- Robert Reich, ex-secretário do Trabalho dos Estados Unidos e professor emérito da Universidade da Califórnia, Berkeley, escreveu uma carta aberta publicada pelo Guardian US, criticando Donald Trump e pedindo apoio internacional aos EUA.
- Reich afirma que o presidente está isolado, mas a maioria dos americanos não está sozinha e o país apoia a OTAN e a carta da ONU.
- O texto aponta que aliados rejeitaram o pedido de Trump para intervenção no estreito de Hormuz, destacando que não foi contra os EUA, e sim contra o líder que não consultou parceiros.
- Macron, Canadá e Reino Unido teriam dito não participar da operação, com exemplos citados de declarações contrárias à participação na ofensiva.

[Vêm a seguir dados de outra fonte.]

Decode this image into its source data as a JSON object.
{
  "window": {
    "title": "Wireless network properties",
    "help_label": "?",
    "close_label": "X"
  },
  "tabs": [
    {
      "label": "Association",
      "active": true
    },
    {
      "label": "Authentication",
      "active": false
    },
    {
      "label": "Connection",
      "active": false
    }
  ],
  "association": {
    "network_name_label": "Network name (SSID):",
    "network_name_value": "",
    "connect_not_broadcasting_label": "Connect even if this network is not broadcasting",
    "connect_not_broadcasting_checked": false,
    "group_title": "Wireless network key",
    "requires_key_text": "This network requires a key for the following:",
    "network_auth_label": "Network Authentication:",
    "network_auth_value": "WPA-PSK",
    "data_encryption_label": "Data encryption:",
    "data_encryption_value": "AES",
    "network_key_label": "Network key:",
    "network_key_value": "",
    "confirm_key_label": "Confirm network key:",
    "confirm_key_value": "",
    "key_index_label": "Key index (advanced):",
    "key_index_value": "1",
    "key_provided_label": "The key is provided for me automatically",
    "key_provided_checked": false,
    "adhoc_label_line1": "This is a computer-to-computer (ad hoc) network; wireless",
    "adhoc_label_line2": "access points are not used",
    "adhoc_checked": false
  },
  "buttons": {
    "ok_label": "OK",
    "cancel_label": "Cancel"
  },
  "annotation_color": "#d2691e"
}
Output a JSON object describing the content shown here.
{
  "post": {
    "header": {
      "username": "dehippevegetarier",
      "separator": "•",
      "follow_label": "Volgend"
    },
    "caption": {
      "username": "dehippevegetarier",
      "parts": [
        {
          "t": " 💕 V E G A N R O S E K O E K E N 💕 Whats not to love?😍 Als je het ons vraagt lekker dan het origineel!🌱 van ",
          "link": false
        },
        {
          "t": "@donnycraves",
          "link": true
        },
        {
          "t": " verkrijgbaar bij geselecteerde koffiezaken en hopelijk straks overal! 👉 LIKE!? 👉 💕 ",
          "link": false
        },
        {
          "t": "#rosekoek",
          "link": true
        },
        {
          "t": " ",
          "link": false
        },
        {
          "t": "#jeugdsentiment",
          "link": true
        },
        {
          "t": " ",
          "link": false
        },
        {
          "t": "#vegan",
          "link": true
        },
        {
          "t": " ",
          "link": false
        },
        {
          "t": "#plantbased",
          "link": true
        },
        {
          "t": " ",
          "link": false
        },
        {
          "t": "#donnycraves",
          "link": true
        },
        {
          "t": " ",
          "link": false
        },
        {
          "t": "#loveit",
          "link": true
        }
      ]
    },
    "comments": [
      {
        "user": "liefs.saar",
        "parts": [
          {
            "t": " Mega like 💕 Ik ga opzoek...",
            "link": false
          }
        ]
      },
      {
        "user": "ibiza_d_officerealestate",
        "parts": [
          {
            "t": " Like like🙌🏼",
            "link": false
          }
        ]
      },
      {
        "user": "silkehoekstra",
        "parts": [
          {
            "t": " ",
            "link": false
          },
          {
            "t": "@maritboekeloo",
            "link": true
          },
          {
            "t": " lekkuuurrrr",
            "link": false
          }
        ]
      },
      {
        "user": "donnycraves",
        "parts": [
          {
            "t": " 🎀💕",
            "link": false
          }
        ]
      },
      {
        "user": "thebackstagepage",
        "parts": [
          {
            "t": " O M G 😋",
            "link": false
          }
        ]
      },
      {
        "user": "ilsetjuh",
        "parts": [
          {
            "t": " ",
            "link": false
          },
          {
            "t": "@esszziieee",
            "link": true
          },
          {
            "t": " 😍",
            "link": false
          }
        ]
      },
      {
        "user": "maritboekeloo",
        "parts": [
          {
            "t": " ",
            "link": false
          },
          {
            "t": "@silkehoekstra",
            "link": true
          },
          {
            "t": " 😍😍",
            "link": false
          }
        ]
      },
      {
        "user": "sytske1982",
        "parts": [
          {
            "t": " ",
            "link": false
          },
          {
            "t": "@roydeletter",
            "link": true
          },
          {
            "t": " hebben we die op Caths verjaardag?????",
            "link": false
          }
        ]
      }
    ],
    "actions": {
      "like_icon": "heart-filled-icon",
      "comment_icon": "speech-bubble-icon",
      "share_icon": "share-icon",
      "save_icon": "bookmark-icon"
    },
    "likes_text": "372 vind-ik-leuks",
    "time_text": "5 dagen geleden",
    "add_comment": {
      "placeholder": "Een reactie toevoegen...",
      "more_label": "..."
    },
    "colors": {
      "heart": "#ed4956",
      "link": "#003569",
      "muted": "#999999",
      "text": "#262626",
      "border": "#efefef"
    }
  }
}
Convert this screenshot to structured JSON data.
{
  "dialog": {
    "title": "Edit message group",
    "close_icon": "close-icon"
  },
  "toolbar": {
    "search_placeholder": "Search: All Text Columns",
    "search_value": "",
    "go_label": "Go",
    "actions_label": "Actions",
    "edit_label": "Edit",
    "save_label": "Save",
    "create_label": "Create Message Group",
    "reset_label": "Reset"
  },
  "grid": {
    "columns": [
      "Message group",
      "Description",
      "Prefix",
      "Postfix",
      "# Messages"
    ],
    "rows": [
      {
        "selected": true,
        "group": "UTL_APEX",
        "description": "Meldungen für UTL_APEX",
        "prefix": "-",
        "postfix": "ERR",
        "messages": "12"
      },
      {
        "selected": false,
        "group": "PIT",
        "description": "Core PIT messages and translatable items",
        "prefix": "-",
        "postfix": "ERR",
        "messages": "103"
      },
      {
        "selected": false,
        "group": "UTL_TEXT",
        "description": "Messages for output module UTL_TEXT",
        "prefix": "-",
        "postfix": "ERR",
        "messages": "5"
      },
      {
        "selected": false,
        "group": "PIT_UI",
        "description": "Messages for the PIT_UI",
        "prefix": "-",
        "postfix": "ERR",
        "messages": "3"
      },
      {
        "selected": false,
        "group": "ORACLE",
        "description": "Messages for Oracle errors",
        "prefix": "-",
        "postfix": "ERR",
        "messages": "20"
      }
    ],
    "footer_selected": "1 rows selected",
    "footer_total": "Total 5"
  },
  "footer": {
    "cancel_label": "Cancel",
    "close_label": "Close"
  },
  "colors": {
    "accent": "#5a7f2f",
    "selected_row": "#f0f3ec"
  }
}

- Reich faz um apelo aos aliados para ajudarem em questões globais como crise climática, pandemias, combate ao crime transnacional, pobreza e defesa da democracia, afirmando que a maioria dos cidadãos americanos se opõe ao ocupante atual do cargo.
Robert Reich publicou um artigo de opinião no Guardian US destacando que a maioria dos americanos não apoia o atual presidente e que os aliados democráticos não devem confundir o ocupante da Casa Branca com o país. O texto aborda a oposição interna aos atos do presidente e a importância de manter alianças históricas.
Segundo Reich, quando os aliados rejeitaram o pedido de apoio para liberar o estreito de Hormuz, não foi a nação dos EUA que foi rejeitada, e sim a gestão no Palácio Oval. O artigo ressalta que países como França, Canadá e Reino Unido recusaram participar de operações militares sem consultar Washington.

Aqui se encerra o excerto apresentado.